Governance
Many companies are still determining how ESG reporting ties into their governance structure. With many ESG initiatives focusing on sustainability, it is no surprise that the principal responsibility for ESG reporting resides with the chief sustainability officer (CSO) (45%). In addition, 89% of respondents said that CSOs were either highly or moderately involved with ESG reporting.
The survey also found that many organizations are adopting a multidisciplinary approach, but the way in which the shared responsibility of ESG reporting varies between principal data owners and function heads. These roles continue to evolve, and many companies are still considering who should “own” ESG reporting.
Board oversight over ESG is also increasing, with 75% of respondents indicating that their audit committee or other board committee has asked about policies and procedures for ESG reporting.
Processes and controls
Even though 75% of respondents indicated their board is asking for ESG processes and controls, only 8% of respondents indicated that they have a complete and robust set of procedures in place to drive the consistent application of ESG data across the organization.
Inventorying and aggregating ESG information may be a critical first step. Many companies said that ESG data is disbursed, residing in various databases and applications.

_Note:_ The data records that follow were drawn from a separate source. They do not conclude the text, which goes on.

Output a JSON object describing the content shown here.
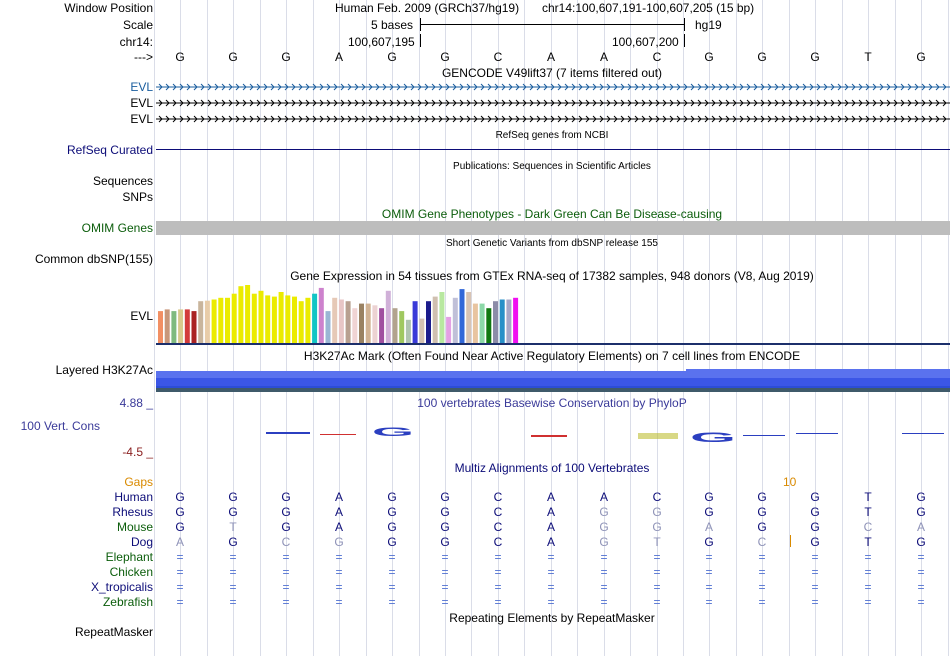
{
  "header": {
    "window_position_label": "Window Position",
    "scale_label": "Scale",
    "chrom_label": "chr14:",
    "arrow_label": "--->",
    "assembly_title": "Human Feb. 2009 (GRCh37/hg19)",
    "position_text": "chr14:100,607,191-100,607,205 (15 bp)",
    "scale_text": "5 bases",
    "db_text": "hg19",
    "coord_left": "100,607,195",
    "coord_right": "100,607,200"
  },
  "sequence": [
    "G",
    "G",
    "G",
    "A",
    "G",
    "G",
    "C",
    "A",
    "A",
    "C",
    "G",
    "G",
    "G",
    "T",
    "G"
  ],
  "tracks": {
    "gencode": {
      "title": "GENCODE V49lift37 (7 items filtered out)",
      "labels": [
        "EVL",
        "EVL",
        "EVL"
      ],
      "color": "#1a5d9e"
    },
    "refseq": {
      "title": "RefSeq genes from NCBI",
      "label": "RefSeq Curated",
      "color": "#0c0c78"
    },
    "publications": {
      "title": "Publications: Sequences in Scientific Articles",
      "labels": [
        "Sequences",
        "SNPs"
      ]
    },
    "omim": {
      "title": "OMIM Gene Phenotypes - Dark Green Can Be Disease-causing",
      "label": "OMIM Genes",
      "color": "#0b5d0b"
    },
    "dbsnp": {
      "title": "Short Genetic Variants from dbSNP release 155",
      "label": "Common dbSNP(155)"
    },
    "gtex": {
      "title": "Gene Expression in 54 tissues from GTEx RNA-seq of 17382 samples, 948 donors (V8, Aug 2019)",
      "label": "EVL",
      "values": [
        0.55,
        0.58,
        0.55,
        0.58,
        0.58,
        0.55,
        0.72,
        0.73,
        0.75,
        0.78,
        0.78,
        0.85,
        0.98,
        1.0,
        0.85,
        0.9,
        0.82,
        0.8,
        0.88,
        0.82,
        0.8,
        0.72,
        0.78,
        0.85,
        0.95,
        0.55,
        0.78,
        0.75,
        0.72,
        0.6,
        0.68,
        0.68,
        0.65,
        0.6,
        0.9,
        0.6,
        0.55,
        0.4,
        0.72,
        0.42,
        0.72,
        0.8,
        0.88,
        0.45,
        0.78,
        0.93,
        0.88,
        0.68,
        0.68,
        0.6,
        0.72,
        0.75,
        0.75,
        0.78
      ],
      "colors": [
        "#f28f63",
        "#c8977a",
        "#7fba7f",
        "#d9c98c",
        "#d33a3a",
        "#aa2323",
        "#c9b59c",
        "#e8cca8",
        "#ebeb00",
        "#ebeb00",
        "#ebeb00",
        "#ebeb00",
        "#ebeb00",
        "#ebeb00",
        "#ebeb00",
        "#ebeb00",
        "#ebeb00",
        "#ebeb00",
        "#ebeb00",
        "#ebeb00",
        "#ebeb00",
        "#ebeb00",
        "#ebeb00",
        "#12c5c5",
        "#cd82cd",
        "#9ab6d4",
        "#e6c9b7",
        "#e8c6c6",
        "#b8a090",
        "#f0d4d4",
        "#9a8262",
        "#d1b394",
        "#ecd2d2",
        "#a050a0",
        "#d0b0d8",
        "#b2a38d",
        "#a0c860",
        "#b0c4b0",
        "#3a3ad8",
        "#d4c2b2",
        "#1c1c8c",
        "#d0c0b0",
        "#b8e8a0",
        "#e4a0e4",
        "#c0c0d8",
        "#3268d8",
        "#d8c4b4",
        "#e8c4a0",
        "#8cd8a8",
        "#107810",
        "#8c8ca8",
        "#2890c8",
        "#a8a8c8",
        "#f010f0"
      ]
    },
    "h3k27ac": {
      "title": "H3K27Ac Mark (Often Found Near Active Regulatory Elements) on 7 cell lines from ENCODE",
      "label": "Layered H3K27Ac"
    },
    "conservation": {
      "title": "100 vertebrates Basewise Conservation by PhyloP",
      "label": "100 Vert. Cons",
      "max_label": "4.88 _",
      "min_label": "-4.5 _"
    },
    "multiz": {
      "title": "Multiz Alignments of 100 Vertebrates",
      "gaps_label": "Gaps",
      "gap_number": "10",
      "species": [
        {
          "name": "Human",
          "color": "#0c0c78",
          "bases": [
            "G",
            "G",
            "G",
            "A",
            "G",
            "G",
            "C",
            "A",
            "A",
            "C",
            "G",
            "G",
            "G",
            "T",
            "G"
          ]
        },
        {
          "name": "Rhesus",
          "color": "#0c0c78",
          "bases": [
            "G",
            "G",
            "G",
            "A",
            "G",
            "G",
            "C",
            "A",
            "G",
            "G",
            "G",
            "G",
            "G",
            "T",
            "G"
          ]
        },
        {
          "name": "Mouse",
          "color": "#0b5d0b",
          "bases": [
            "G",
            "T",
            "G",
            "A",
            "G",
            "G",
            "C",
            "A",
            "G",
            "G",
            "A",
            "G",
            "G",
            "C",
            "A"
          ]
        },
        {
          "name": "Dog",
          "color": "#0c0c78",
          "bases": [
            "A",
            "G",
            "C",
            "G",
            "G",
            "G",
            "C",
            "A",
            "G",
            "T",
            "G",
            "C",
            "G",
            "T",
            "G"
          ]
        },
        {
          "name": "Elephant",
          "color": "#0b5d0b",
          "bases": [
            "=",
            "=",
            "=",
            "=",
            "=",
            "=",
            "=",
            "=",
            "=",
            "=",
            "=",
            "=",
            "=",
            "=",
            "="
          ]
        },
        {
          "name": "Chicken",
          "color": "#0b5d0b",
          "bases": [
            "=",
            "=",
            "=",
            "=",
            "=",
            "=",
            "=",
            "=",
            "=",
            "=",
            "=",
            "=",
            "=",
            "=",
            "="
          ]
        },
        {
          "name": "X_tropicalis",
          "color": "#0c0c78",
          "bases": [
            "=",
            "=",
            "=",
            "=",
            "=",
            "=",
            "=",
            "=",
            "=",
            "=",
            "=",
            "=",
            "=",
            "=",
            "="
          ]
        },
        {
          "name": "Zebrafish",
          "color": "#0b5d0b",
          "bases": [
            "=",
            "=",
            "=",
            "=",
            "=",
            "=",
            "=",
            "=",
            "=",
            "=",
            "=",
            "=",
            "=",
            "=",
            "="
          ]
        }
      ]
    },
    "repeatmasker": {
      "title": "Repeating Elements by RepeatMasker",
      "label": "RepeatMasker"
    }
  }
}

For example, approximately 60% of respondents indicated that ESG information resides in a patchwork of software applications and 55% of respondents house their ESG data in spreadsheets. Finance teams can find ways to bring order to the existing data collection process.
The cadence for aggregating ESG information also varied widely, with more than half of the respondents saying they collected information quarterly, with another quarter of respondents gathering the information annually. The SEC proposal would require climate reporting to sync with financial reporting, which means organizations will need to evaluate their processes for data gathering to report the required information in regulatory filings.
Data and technology
The bespoke and disparate nature of ESG data represents a significant challenge. With so much of that data collected manually, many finance functions anticipate spending more time and resources to address this issue, including development of appropriate new technological tools to complement existing ones.
In addition, companies are still grappling with the question of how to gather data from across the value chain. Some are beginning to plan for this eventuality and are discussing how to approach Scope 3 reporting when some suppliers provide the data and others do not. Still, even if a metric does not rely on significant estimation or judgments, many are considering documentation as a step toward audit readiness for voluntary ESG disclosures, as well as for disclosures that may be required.
At this time, slightly over 40% of respondents are using a third-party non-audit firm to provide assurance over ESG data, while only 22% of respondents said they use an external auditor to provide assurance. The proposed SEC requirements could shift this trend as companies begin or continue to implement SOX-like controls to report in regulatory filings.
Conclusion
Looking ahead, finance teams should view ESG reporting as an opportunity to not only help their organizations comply with potential new regulatory requirements but also as a mechanism to communicate ESG strategy to external and internal stakeholders. The skill set of the finance function can help elevate ESG reporting from an initial, less mature iteration to a more established process backed by necessary levels of rigor, automation, and consistent policies and procedures.